Reconstructing hands in 3D from a single RGB image is challenging due to the nimbleness of hands, varied poses, truncation, and occlusion during object interaction. Existing methods employ attention-based transformers to learn 3D hand pose and shape, but these methods fail to capture the semantic relations between different joints. Additionally, relying solely on the attention mechanism for 3D hand mesh reconstruction does not fully exploit the joint spatial sequences. To address these issues, we propose a novel graph-guided Mamba framework, named Hamba, which bridges graph learning and state space modeling. Our core idea is to reformulate Mamba's scanning into graph-guided bidirectional scanning for 3D reconstruction using a few effective tokens. This enables us to learn the joint relations and spatial sequences to enhance 3D hand reconstruction performance. Specifically, we design a Graph-guided State Space (GSS) block that learns the graph-structured relations and spatial sequences of joints. The GSS block improves semantic relation learning while using 88.5% fewer tokens than attention-based methods and can serve as a plug-and-play module for other tasks.
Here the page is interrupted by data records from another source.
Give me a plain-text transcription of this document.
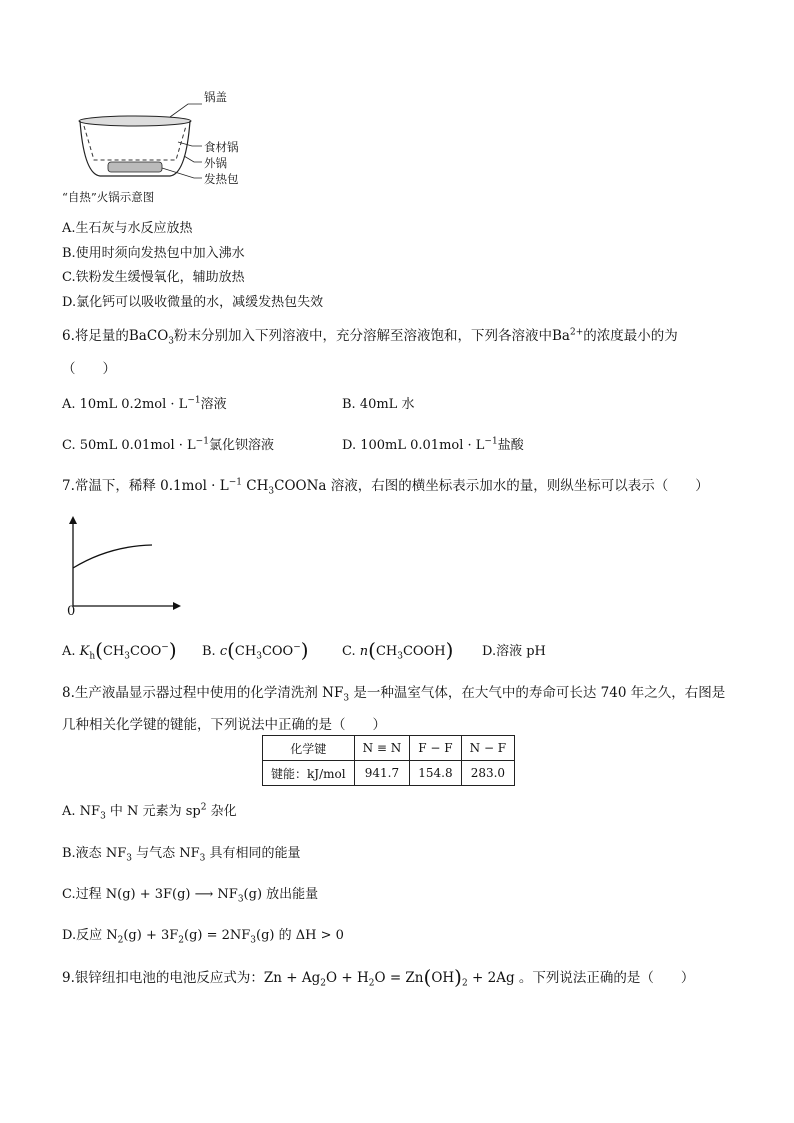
锅盖
食材锅
外锅
发热包
“自热”火锅示意图
A.生石灰与水反应放热
B.使用时须向发热包中加入沸水
C.铁粉发生缓慢氧化，辅助放热
D.氯化钙可以吸收微量的水，减缓发热包失效
6.将足量的BaCO$_3$粉末分别加入下列溶液中，充分溶解至溶液饱和，下列各溶液中$Ba^{2+}$的浓度最小的为
（　　）
A. 10mL $0.2mol \cdot L^{-1}$溶液	B. 40mL 水
C. 50mL $0.01mol \cdot L^{-1}$氯化钡溶液	D. 100mL $0.01mol \cdot L^{-1}$盐酸
7.常温下，稀释 $0.1mol \cdot L^{-1}$ $CH_3COONa$ 溶液，右图的横坐标表示加水的量，则纵坐标可以表示（　　）
0
A. $K_h(CH_3COO^-)$ B. $c(CH_3COO^-)$	C. $n(CH_3COOH)$ D.溶液 pH
8.生产液晶显示器过程中使用的化学清洗剂 $NF_3$ 是一种温室气体，在大气中的寿命可长达 740 年之久，右图是
几种相关化学键的键能，下列说法中正确的是（　　）
化学键	N ≡ N	F − F	N − F
键能：kJ/mol	941.7	154.8	283.0
A. $NF_3$ 中 N 元素为 $sp^2$ 杂化
B.液态 $NF_3$ 与气态 $NF_3$ 具有相同的能量
C.过程 N(g) + 3F(g) ⟶ $NF_3(g)$ 放出能量
D.反应 $N_2(g) + 3F_2(g) = 2NF_3(g)$ 的 ΔH > 0
9.银锌纽扣电池的电池反应式为：$Zn + Ag_2O + H_2O = Zn(OH)_2 + 2Ag$ 。下列说法正确的是（　　）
Furthermore, we integrate the global spatial tokens with local graph-structured features through a fusion module. By utilizing the GSS and the fusion module, Hamba effectively leverages graph-guided state space modeling features and considers both global and local features to enhance performance jointly. Extensive experiments on multiple benchmarks and in-the-wild tests demonstrate that Hamba significantly outperforms state-of-the-art methods, achieving PA-MPVPE of 5.3mm and F@15mm of 0.992 on the FreiHAND benchmark. Hamba also achieves Rank 1 in two challenging competitions on 3D hand reconstruction. The code has been submitted as supplementary and will be open-sourced after manuscript acceptance.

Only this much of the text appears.